There are two main actors behind this project. One is Budapest Marriott General Manager Michael Keskin who first envisioned a Hungarian hotel recycling program. The other is Zobor who took charge later and developed the idea.
Keskin began only because he had to. "My motivation was my job description," he says. He was acting upon a series of environmental directives issued by the International Hotel Environmental Intiative, a program to which the Marriott and Hilton belong. But what he and Zobor have done goes beyond the call of duty.
They could have introduced the kind of half-hearted recycling project common in businesses where, full of enthusiasm, managers introduce initiatives only to forget about them a few months later. But instead they took a patient, step-by-step approach, and turned their ideas into lasting measures.
They could have given up when they realized how little recycling is done in this part of the world. Instead, they got their hotels on recycling programs and coordinated one for 10 other Budapest hotels too. Now, Zobor is organizing an environmental initiative for the entire Hotel Association of Hungary, coordinating recycling efforts in hotels across the country.
Recycling efforts and other environmental measures, like the use of this trash compactor, help a hotel save up to USD 10,000 per year.
Unfortunately, the collecting companies were not always reliable. While newspaper and white paper were easy to get rid of because other businesses were already recycling these, bottles proved more difficult to move.
Some companies that promised to collect never showed up, or did not show up on schedule. Other times there was no guarantee that bottles, which had been carefully separated according to color, would ever be recycled at all.
Says Keskin, "We had no idea what they were doing after they left." Others did not have enough or the right kind of trucks to collect the great volume of material the hotels had. The real problem, he says, is Central European. "We need somebody to use these recycled products," says Keskin. "There's no financial reward right now" for the collecting companies, he argues.
After a few false starts and many telephone calls, they found reliable bottle collectors who would pick up the glass without charge. (Now at the Hilton, a bottle collector, pays approximately one cent per kilogram of green bottles, and two cents per kilogram of clear bottles.)

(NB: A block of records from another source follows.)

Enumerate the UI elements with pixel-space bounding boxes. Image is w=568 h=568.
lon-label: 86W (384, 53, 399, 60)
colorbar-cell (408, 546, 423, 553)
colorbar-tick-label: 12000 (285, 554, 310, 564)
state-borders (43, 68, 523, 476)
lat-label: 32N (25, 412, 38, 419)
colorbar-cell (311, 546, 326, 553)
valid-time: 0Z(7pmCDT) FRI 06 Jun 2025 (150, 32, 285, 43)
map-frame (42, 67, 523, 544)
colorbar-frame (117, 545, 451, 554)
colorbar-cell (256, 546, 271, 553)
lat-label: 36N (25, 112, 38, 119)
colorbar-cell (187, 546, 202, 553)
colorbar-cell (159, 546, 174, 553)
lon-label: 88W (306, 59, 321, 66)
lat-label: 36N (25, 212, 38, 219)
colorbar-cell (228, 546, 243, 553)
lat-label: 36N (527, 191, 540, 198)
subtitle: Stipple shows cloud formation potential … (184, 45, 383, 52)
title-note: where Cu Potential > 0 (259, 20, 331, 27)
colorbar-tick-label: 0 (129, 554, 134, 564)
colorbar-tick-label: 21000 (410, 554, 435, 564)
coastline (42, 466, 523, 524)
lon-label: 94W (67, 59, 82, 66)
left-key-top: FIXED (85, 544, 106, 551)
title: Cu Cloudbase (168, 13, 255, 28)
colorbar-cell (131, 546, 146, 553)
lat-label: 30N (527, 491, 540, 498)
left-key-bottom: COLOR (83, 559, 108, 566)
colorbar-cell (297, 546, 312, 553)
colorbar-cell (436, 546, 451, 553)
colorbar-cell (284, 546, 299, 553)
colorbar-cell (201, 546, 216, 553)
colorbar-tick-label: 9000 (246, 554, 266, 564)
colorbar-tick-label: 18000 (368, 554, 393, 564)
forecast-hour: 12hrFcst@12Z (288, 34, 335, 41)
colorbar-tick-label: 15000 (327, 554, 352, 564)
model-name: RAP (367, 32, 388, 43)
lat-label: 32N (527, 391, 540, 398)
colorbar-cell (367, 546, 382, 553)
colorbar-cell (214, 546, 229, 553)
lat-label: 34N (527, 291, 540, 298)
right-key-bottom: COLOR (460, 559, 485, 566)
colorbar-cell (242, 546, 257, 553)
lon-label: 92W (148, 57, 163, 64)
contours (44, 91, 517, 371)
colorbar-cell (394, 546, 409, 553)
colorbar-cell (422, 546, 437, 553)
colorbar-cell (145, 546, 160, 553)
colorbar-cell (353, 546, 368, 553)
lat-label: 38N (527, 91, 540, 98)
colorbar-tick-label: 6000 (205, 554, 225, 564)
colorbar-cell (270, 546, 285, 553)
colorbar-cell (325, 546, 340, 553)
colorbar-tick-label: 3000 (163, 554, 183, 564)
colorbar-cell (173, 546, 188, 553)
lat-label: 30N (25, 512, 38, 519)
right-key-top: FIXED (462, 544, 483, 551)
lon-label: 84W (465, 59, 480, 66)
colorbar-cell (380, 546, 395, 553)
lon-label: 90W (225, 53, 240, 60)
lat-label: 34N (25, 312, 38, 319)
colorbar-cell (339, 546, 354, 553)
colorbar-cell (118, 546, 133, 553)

Each hotel invested USD 10,000 for trash compactors for general refuse. This further reduced the volume of their general waste by 50%, making payments for disposal much lower.
Other measures at the hotels include giving guests the option of not having their towels washed daily, and providing comment cards for environmental suggestions. Zobor found a school that would collect the Hilton's old batteries.
"The project has very good merits," explains Zobor. "The country, the industry, Budapest, and the hotels need this. I saw that with some extra effort I could probably do it."
His efforts so far have included writing articles in local trade publications and handbooks. He entered the hotel association in an environmental competition held by the International Hotel Association, which earned the organization a "special commendation," an award the equivalent of second prize. He's organizing a series of seminars for hotel management on environmentalism in the hotel industry.
Most importantly, he organized the first coordinated hotel recycling effort in Budapest. This program will begin in January and will recycle paper from 12 hotels.
Perhaps the most commendable aspect of Zobor's efforts is that he worked voluntarily, with no financial assistance from the hotel association, the Hilton, or the Hungarian government.
Winston Bowman, Information Exchange Team Leader at the REC, has seen the project develop from the beginning. He adds, "It was Zobor's persistence and determination that won the day. A lot of people promised support but were nowhere to be seen when he really needed them."
Zobor says it will probably be months before the project is able to begin to extend itself into the Hungarian cities outside Budapest because regional managers have to be trained and collecting agencies need to be contracted.
"We could introduce many things all at once," he says, "but soon we'd find that the excitement would go and people would lose interest. We don't want to do that. We are in this for good, for the long run."